May 3, 2012 12:06 am

I’m surprised that the judge denied the waiver (without prejudice); as that issue is rather clear cut. I would’ve thought that he would have granted the waiver and then allowed UVA to request a temporary stay that the judge would then grant. That woud’ve forced UVA (and manny) to introduce evidence to overturn the waiver decision by a certain date.
Instead the judge decided to deny the waiver and discovery so he could familiarize himself more with the exemplars and bring himself up to speed about Virginia FOIA. That is an odd decision. It seems to be a judge looking to CYA because he expects the case to go elsewhere and he want his dotted i(s) and crossed t(s) to be all perfect.
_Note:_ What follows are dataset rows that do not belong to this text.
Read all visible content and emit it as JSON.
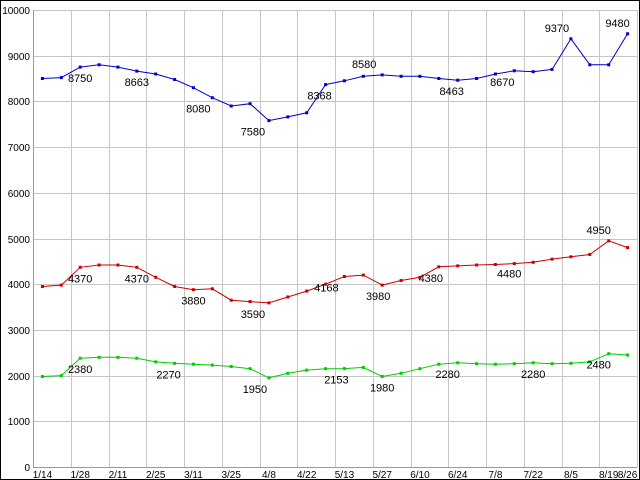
{
  "chart_data": {
    "type": "line",
    "title": "",
    "background": "#ffffff",
    "grid": true,
    "grid_color": "#c6c6c6",
    "axis_color": "#9a9a9a",
    "border_color": "#000000",
    "text_color": "#000000",
    "ylim": [
      0,
      10000
    ],
    "y_tick_step": 1000,
    "y_tick_labels": [
      "0",
      "1000",
      "2000",
      "3000",
      "4000",
      "5000",
      "6000",
      "7000",
      "8000",
      "9000",
      "10000"
    ],
    "point_count": 32,
    "x_ticks": [
      {
        "i": 0,
        "label": "1/14"
      },
      {
        "i": 2,
        "label": "1/28"
      },
      {
        "i": 4,
        "label": "2/11"
      },
      {
        "i": 6,
        "label": "2/25"
      },
      {
        "i": 8,
        "label": "3/11"
      },
      {
        "i": 10,
        "label": "3/25"
      },
      {
        "i": 12,
        "label": "4/8"
      },
      {
        "i": 14,
        "label": "4/22"
      },
      {
        "i": 16,
        "label": "5/13"
      },
      {
        "i": 18,
        "label": "5/27"
      },
      {
        "i": 20,
        "label": "6/10"
      },
      {
        "i": 22,
        "label": "6/24"
      },
      {
        "i": 24,
        "label": "7/8"
      },
      {
        "i": 26,
        "label": "7/22"
      },
      {
        "i": 28,
        "label": "8/5"
      },
      {
        "i": 30,
        "label": "8/19"
      },
      {
        "i": 31,
        "label": "8/26"
      }
    ],
    "series": [
      {
        "name": "series-blue",
        "color": "#0000cc",
        "values": [
          8500,
          8520,
          8750,
          8800,
          8750,
          8663,
          8600,
          8480,
          8300,
          8080,
          7900,
          7950,
          7580,
          7660,
          7750,
          8368,
          8450,
          8550,
          8580,
          8550,
          8550,
          8500,
          8463,
          8500,
          8600,
          8670,
          8650,
          8700,
          9370,
          8800,
          8800,
          9480
        ]
      },
      {
        "name": "series-red",
        "color": "#cc0000",
        "values": [
          3950,
          3980,
          4370,
          4420,
          4420,
          4370,
          4150,
          3950,
          3880,
          3900,
          3650,
          3620,
          3590,
          3720,
          3850,
          4000,
          4168,
          4200,
          3980,
          4080,
          4150,
          4380,
          4400,
          4420,
          4430,
          4450,
          4480,
          4550,
          4600,
          4650,
          4950,
          4800
        ]
      },
      {
        "name": "series-green",
        "color": "#00cc00",
        "values": [
          1980,
          2000,
          2380,
          2400,
          2400,
          2380,
          2300,
          2270,
          2250,
          2230,
          2200,
          2150,
          1950,
          2050,
          2120,
          2150,
          2153,
          2180,
          1980,
          2050,
          2150,
          2250,
          2280,
          2260,
          2250,
          2260,
          2280,
          2260,
          2270,
          2300,
          2480,
          2450
        ]
      }
    ],
    "annotations": [
      {
        "series": 0,
        "i": 2,
        "text": "8750",
        "pos": "below",
        "dx": 0
      },
      {
        "series": 0,
        "i": 5,
        "text": "8663",
        "pos": "below",
        "dx": 0
      },
      {
        "series": 0,
        "i": 9,
        "text": "8080",
        "pos": "below",
        "dx": -14
      },
      {
        "series": 0,
        "i": 12,
        "text": "7580",
        "pos": "below",
        "dx": -16
      },
      {
        "series": 0,
        "i": 15,
        "text": "8368",
        "pos": "below",
        "dx": -6
      },
      {
        "series": 0,
        "i": 18,
        "text": "8580",
        "pos": "above",
        "dx": -18
      },
      {
        "series": 0,
        "i": 22,
        "text": "8463",
        "pos": "below",
        "dx": -6
      },
      {
        "series": 0,
        "i": 25,
        "text": "8670",
        "pos": "below",
        "dx": -12
      },
      {
        "series": 0,
        "i": 28,
        "text": "9370",
        "pos": "above",
        "dx": -14
      },
      {
        "series": 0,
        "i": 31,
        "text": "9480",
        "pos": "above",
        "dx": -10
      },
      {
        "series": 1,
        "i": 2,
        "text": "4370",
        "pos": "below",
        "dx": 0
      },
      {
        "series": 1,
        "i": 5,
        "text": "4370",
        "pos": "below",
        "dx": 0
      },
      {
        "series": 1,
        "i": 8,
        "text": "3880",
        "pos": "below",
        "dx": 0
      },
      {
        "series": 1,
        "i": 12,
        "text": "3590",
        "pos": "below",
        "dx": -16
      },
      {
        "series": 1,
        "i": 16,
        "text": "4168",
        "pos": "below",
        "dx": -18
      },
      {
        "series": 1,
        "i": 18,
        "text": "3980",
        "pos": "below",
        "dx": -4
      },
      {
        "series": 1,
        "i": 21,
        "text": "4380",
        "pos": "below",
        "dx": -8
      },
      {
        "series": 1,
        "i": 26,
        "text": "4480",
        "pos": "below",
        "dx": -24
      },
      {
        "series": 1,
        "i": 30,
        "text": "4950",
        "pos": "above",
        "dx": -10
      },
      {
        "series": 2,
        "i": 2,
        "text": "2380",
        "pos": "below",
        "dx": 0
      },
      {
        "series": 2,
        "i": 7,
        "text": "2270",
        "pos": "below",
        "dx": -6
      },
      {
        "series": 2,
        "i": 12,
        "text": "1950",
        "pos": "below",
        "dx": -14
      },
      {
        "series": 2,
        "i": 16,
        "text": "2153",
        "pos": "below",
        "dx": -8
      },
      {
        "series": 2,
        "i": 18,
        "text": "1980",
        "pos": "below",
        "dx": 0
      },
      {
        "series": 2,
        "i": 22,
        "text": "2280",
        "pos": "below",
        "dx": -10
      },
      {
        "series": 2,
        "i": 26,
        "text": "2280",
        "pos": "below",
        "dx": 0
      },
      {
        "series": 2,
        "i": 30,
        "text": "2480",
        "pos": "below",
        "dx": -10
      }
    ]
  }
}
Sort of like this case is giving hm a future resume point.
From this persepective and the evidence on the table, if this case goes to Virginia’s Supreme Court; I think it is likely they’ll decide that the judge should’ve settled the case because of the email disclosure to Mann waives any FOIA exemptions claimed and remand it back to the judge to finish the case.
Looks like a long road till complete. Maybe (hope?) we’ll get the password to the remaining cache of climategate emails sooner? Surely the whistleblower has some respect and desire for wanting the public to see those emails while everyone involved is still actively engaged and not yet senile?
(time to get some sleep as my typing is crossing my eyes, or is it that my eyes are crossed and my typing is worse)

May 3, 2012 1:57 am

Discussions in the emails about uncertainty or dodgy methodology in relation to the hockey shtick will crash the entire gravy train. Anything else will be ignored by the prolls.

James in Perth
May 3, 2012 2:18 am

“JEM says:
May 2, 2012 at 12:33 pm
The longer this goes on, the more I’m certain that we’re going to see something truly ruinous to Mann and those who’ve embraced Mannian science.”
So true, JEM, so true.

Colin Porter
May 3, 2012 5:15 am

Typo Anthony in your preamble.
You describe the Hockey Stick as “science”!
I’m sure you don’t mind me correcting you on this one.

Jean Parisot
May 3, 2012 5:50 am

We should get a pool together on whats in there? I think it is equity in various green firms.

May 3, 2012 6:01 am

Jimbo says:
May 2, 2012 at 1:05 pm

Hide the data, hide the decline, hide FOI emails. Hide, hide, hide behind….. The group think fortress is slowly coming down as they retrench.
Ouch!
21 What if, for general purposes, all of
22 those bad motives are true? How does it effect
1 the legal right to FOIA protection?
2 Are we — do we have a purity of heart
3 test before we apply FOIA’s legislative acts?
4 MR. FONTAINE: No, Your Honor, the law
5 on that is quite clear. It is not really the
6 Court’s function to try to weigh the motives.
7 THE COURT: Well, then, why are you
8 arguing that to me?

Ouch indeed. Did the court reporter really transcribe the word “effect” instead of the proper “affect”?
“I am the grammarian about whom your mother warned you”.

more soylent green!
May 3, 2012 7:11 am

carlbrannen says:
May 2, 2012 at 12:30 pm
Could you reformat this so that it’s readable?